If you think your loved one's symptoms are different than regular Alzheimer/dementia ask for a Psycho geriatric Assessment. As I mentioned before, my mother's symptoms were so sudden and so bizarre that we believed there was more going on medically than met the eye. Fortunately, someone told me to request a Psycho geriatric Assessment. Although it took few months, this assessment saved the day for us.
What is delirium? Unlike Alzheimer's or dementia, delirium is a mental condition (paranoia, confusion and psychosis) that can be corrected. My mother's delirium came from a mix of physiological causes (dehydration, a bladder infection), side effects to drugs she was given, (sedatives, medications for sleep and depression) and sudden stress (brought on from the sale of her house). Once assessed my mother's medications, routine and diet were changed and within a matter of weeks her symptoms began to diminish.

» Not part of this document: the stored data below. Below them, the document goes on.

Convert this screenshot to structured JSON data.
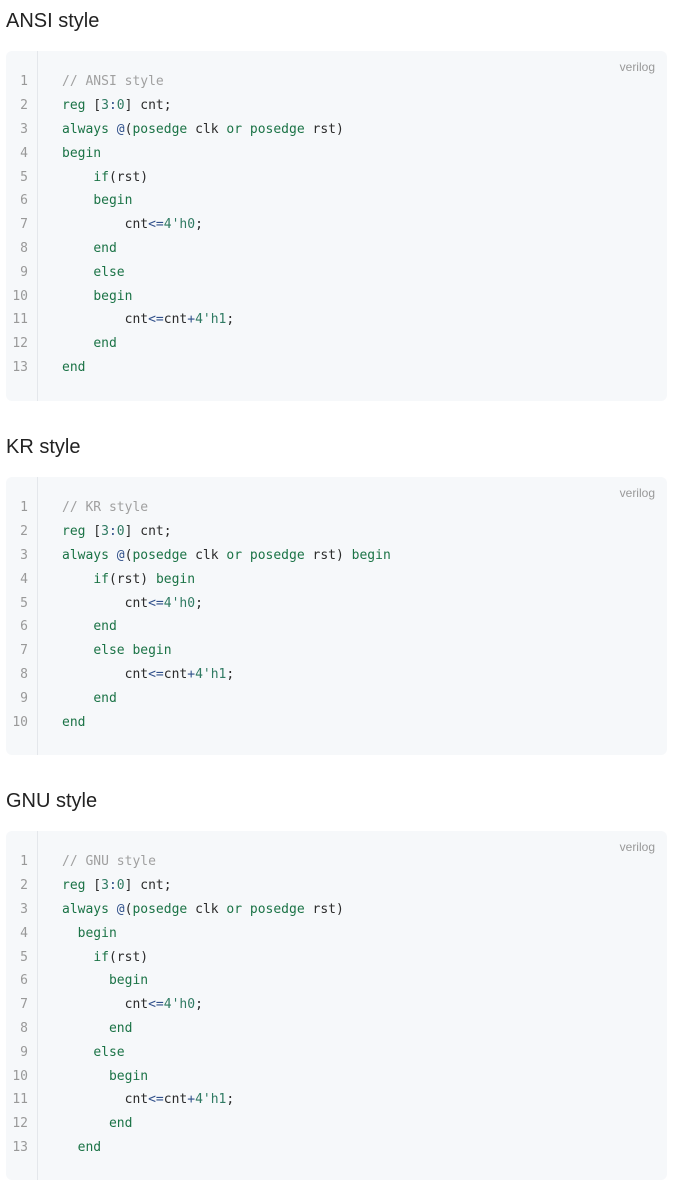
{
  "sections": [
    {
      "title": "ANSI style",
      "lang": "verilog",
      "lines": [
        {
          "no": "1",
          "tokens": [
            {
              "t": "// ANSI style",
              "k": "comment"
            }
          ]
        },
        {
          "no": "2",
          "tokens": [
            {
              "t": "reg",
              "k": "kw"
            },
            {
              "t": " [",
              "k": "id"
            },
            {
              "t": "3",
              "k": "num"
            },
            {
              "t": ":",
              "k": "op"
            },
            {
              "t": "0",
              "k": "num"
            },
            {
              "t": "] cnt;",
              "k": "id"
            }
          ]
        },
        {
          "no": "3",
          "tokens": [
            {
              "t": "always",
              "k": "kw"
            },
            {
              "t": " ",
              "k": "id"
            },
            {
              "t": "@",
              "k": "op"
            },
            {
              "t": "(",
              "k": "id"
            },
            {
              "t": "posedge",
              "k": "kw"
            },
            {
              "t": " clk ",
              "k": "id"
            },
            {
              "t": "or",
              "k": "kw"
            },
            {
              "t": " ",
              "k": "id"
            },
            {
              "t": "posedge",
              "k": "kw"
            },
            {
              "t": " rst)",
              "k": "id"
            }
          ]
        },
        {
          "no": "4",
          "tokens": [
            {
              "t": "begin",
              "k": "kw"
            }
          ]
        },
        {
          "no": "5",
          "tokens": [
            {
              "t": "    ",
              "k": "id"
            },
            {
              "t": "if",
              "k": "kw"
            },
            {
              "t": "(rst)",
              "k": "id"
            }
          ]
        },
        {
          "no": "6",
          "tokens": [
            {
              "t": "    ",
              "k": "id"
            },
            {
              "t": "begin",
              "k": "kw"
            }
          ]
        },
        {
          "no": "7",
          "tokens": [
            {
              "t": "        cnt",
              "k": "id"
            },
            {
              "t": "<=",
              "k": "op"
            },
            {
              "t": "4'h0",
              "k": "num"
            },
            {
              "t": ";",
              "k": "id"
            }
          ]
        },
        {
          "no": "8",
          "tokens": [
            {
              "t": "    ",
              "k": "id"
            },
            {
              "t": "end",
              "k": "kw"
            }
          ]
        },
        {
          "no": "9",
          "tokens": [
            {
              "t": "    ",
              "k": "id"
            },
            {
              "t": "else",
              "k": "kw"
            }
          ]
        },
        {
          "no": "10",
          "tokens": [
            {
              "t": "    ",
              "k": "id"
            },
            {
              "t": "begin",
              "k": "kw"
            }
          ]
        },
        {
          "no": "11",
          "tokens": [
            {
              "t": "        cnt",
              "k": "id"
            },
            {
              "t": "<=",
              "k": "op"
            },
            {
              "t": "cnt",
              "k": "id"
            },
            {
              "t": "+",
              "k": "op"
            },
            {
              "t": "4'h1",
              "k": "num"
            },
            {
              "t": ";",
              "k": "id"
            }
          ]
        },
        {
          "no": "12",
          "tokens": [
            {
              "t": "    ",
              "k": "id"
            },
            {
              "t": "end",
              "k": "kw"
            }
          ]
        },
        {
          "no": "13",
          "tokens": [
            {
              "t": "end",
              "k": "kw"
            }
          ]
        }
      ]
    },
    {
      "title": "KR style",
      "lang": "verilog",
      "lines": [
        {
          "no": "1",
          "tokens": [
            {
              "t": "// KR style",
              "k": "comment"
            }
          ]
        },
        {
          "no": "2",
          "tokens": [
            {
              "t": "reg",
              "k": "kw"
            },
            {
              "t": " [",
              "k": "id"
            },
            {
              "t": "3",
              "k": "num"
            },
            {
              "t": ":",
              "k": "op"
            },
            {
              "t": "0",
              "k": "num"
            },
            {
              "t": "] cnt;",
              "k": "id"
            }
          ]
        },
        {
          "no": "3",
          "tokens": [
            {
              "t": "always",
              "k": "kw"
            },
            {
              "t": " ",
              "k": "id"
            },
            {
              "t": "@",
              "k": "op"
            },
            {
              "t": "(",
              "k": "id"
            },
            {
              "t": "posedge",
              "k": "kw"
            },
            {
              "t": " clk ",
              "k": "id"
            },
            {
              "t": "or",
              "k": "kw"
            },
            {
              "t": " ",
              "k": "id"
            },
            {
              "t": "posedge",
              "k": "kw"
            },
            {
              "t": " rst) ",
              "k": "id"
            },
            {
              "t": "begin",
              "k": "kw"
            }
          ]
        },
        {
          "no": "4",
          "tokens": [
            {
              "t": "    ",
              "k": "id"
            },
            {
              "t": "if",
              "k": "kw"
            },
            {
              "t": "(rst) ",
              "k": "id"
            },
            {
              "t": "begin",
              "k": "kw"
            }
          ]
        },
        {
          "no": "5",
          "tokens": [
            {
              "t": "        cnt",
              "k": "id"
            },
            {
              "t": "<=",
              "k": "op"
            },
            {
              "t": "4'h0",
              "k": "num"
            },
            {
              "t": ";",
              "k": "id"
            }
          ]
        },
        {
          "no": "6",
          "tokens": [
            {
              "t": "    ",
              "k": "id"
            },
            {
              "t": "end",
              "k": "kw"
            }
          ]
        },
        {
          "no": "7",
          "tokens": [
            {
              "t": "    ",
              "k": "id"
            },
            {
              "t": "else",
              "k": "kw"
            },
            {
              "t": " ",
              "k": "id"
            },
            {
              "t": "begin",
              "k": "kw"
            }
          ]
        },
        {
          "no": "8",
          "tokens": [
            {
              "t": "        cnt",
              "k": "id"
            },
            {
              "t": "<=",
              "k": "op"
            },
            {
              "t": "cnt",
              "k": "id"
            },
            {
              "t": "+",
              "k": "op"
            },
            {
              "t": "4'h1",
              "k": "num"
            },
            {
              "t": ";",
              "k": "id"
            }
          ]
        },
        {
          "no": "9",
          "tokens": [
            {
              "t": "    ",
              "k": "id"
            },
            {
              "t": "end",
              "k": "kw"
            }
          ]
        },
        {
          "no": "10",
          "tokens": [
            {
              "t": "end",
              "k": "kw"
            }
          ]
        }
      ]
    },
    {
      "title": "GNU style",
      "lang": "verilog",
      "lines": [
        {
          "no": "1",
          "tokens": [
            {
              "t": "// GNU style",
              "k": "comment"
            }
          ]
        },
        {
          "no": "2",
          "tokens": [
            {
              "t": "reg",
              "k": "kw"
            },
            {
              "t": " [",
              "k": "id"
            },
            {
              "t": "3",
              "k": "num"
            },
            {
              "t": ":",
              "k": "op"
            },
            {
              "t": "0",
              "k": "num"
            },
            {
              "t": "] cnt;",
              "k": "id"
            }
          ]
        },
        {
          "no": "3",
          "tokens": [
            {
              "t": "always",
              "k": "kw"
            },
            {
              "t": " ",
              "k": "id"
            },
            {
              "t": "@",
              "k": "op"
            },
            {
              "t": "(",
              "k": "id"
            },
            {
              "t": "posedge",
              "k": "kw"
            },
            {
              "t": " clk ",
              "k": "id"
            },
            {
              "t": "or",
              "k": "kw"
            },
            {
              "t": " ",
              "k": "id"
            },
            {
              "t": "posedge",
              "k": "kw"
            },
            {
              "t": " rst)",
              "k": "id"
            }
          ]
        },
        {
          "no": "4",
          "tokens": [
            {
              "t": "  ",
              "k": "id"
            },
            {
              "t": "begin",
              "k": "kw"
            }
          ]
        },
        {
          "no": "5",
          "tokens": [
            {
              "t": "    ",
              "k": "id"
            },
            {
              "t": "if",
              "k": "kw"
            },
            {
              "t": "(rst)",
              "k": "id"
            }
          ]
        },
        {
          "no": "6",
          "tokens": [
            {
              "t": "      ",
              "k": "id"
            },
            {
              "t": "begin",
              "k": "kw"
            }
          ]
        },
        {
          "no": "7",
          "tokens": [
            {
              "t": "        cnt",
              "k": "id"
            },
            {
              "t": "<=",
              "k": "op"
            },
            {
              "t": "4'h0",
              "k": "num"
            },
            {
              "t": ";",
              "k": "id"
            }
          ]
        },
        {
          "no": "8",
          "tokens": [
            {
              "t": "      ",
              "k": "id"
            },
            {
              "t": "end",
              "k": "kw"
            }
          ]
        },
        {
          "no": "9",
          "tokens": [
            {
              "t": "    ",
              "k": "id"
            },
            {
              "t": "else",
              "k": "kw"
            }
          ]
        },
        {
          "no": "10",
          "tokens": [
            {
              "t": "      ",
              "k": "id"
            },
            {
              "t": "begin",
              "k": "kw"
            }
          ]
        },
        {
          "no": "11",
          "tokens": [
            {
              "t": "        cnt",
              "k": "id"
            },
            {
              "t": "<=",
              "k": "op"
            },
            {
              "t": "cnt",
              "k": "id"
            },
            {
              "t": "+",
              "k": "op"
            },
            {
              "t": "4'h1",
              "k": "num"
            },
            {
              "t": ";",
              "k": "id"
            }
          ]
        },
        {
          "no": "12",
          "tokens": [
            {
              "t": "      ",
              "k": "id"
            },
            {
              "t": "end",
              "k": "kw"
            }
          ]
        },
        {
          "no": "13",
          "tokens": [
            {
              "t": "  ",
              "k": "id"
            },
            {
              "t": "end",
              "k": "kw"
            }
          ]
        }
      ]
    }
  ]
}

If your patient has been assessed as needing a secure Alzheimer wing and their behaviour improves, you can request they be re-assessed. (There are fewer long term facilities with secure Alzheimer wings than regular homes. Once the level of care Mom needed was lowered, we had more nursing homes options to choose from). If you believe your patient is being over-medicated keep asking questions about their care - you just might be right.
Be Their Advocate. If your relative is required to stay in the hospital for any length of time, do not assume they are getting certain health care "helps" you might think are common place. It was weeks into my mother's stay before I asked the physiotherapist visiting her room mate what physiotherapy my mother was getting. It turns out she wasn't get any! Once I asked (and that's all I had to do) for her to be assigned to a physiotherapist, she began getting regular daily walks and mini work outs in the exercise room. You have to be their advocate!
You don't have to be rude to be assertive. During mom's stays at both hospitals I was amazed at the quality of care and how helpful and kind all the staff were. Caring for people is hard work. Be nice. Never, never, never mistake being a jerk for being an advocate! Be persistent, be firm but always be respectful. It will be difficult for a nurse to love your mother if she hates your guts.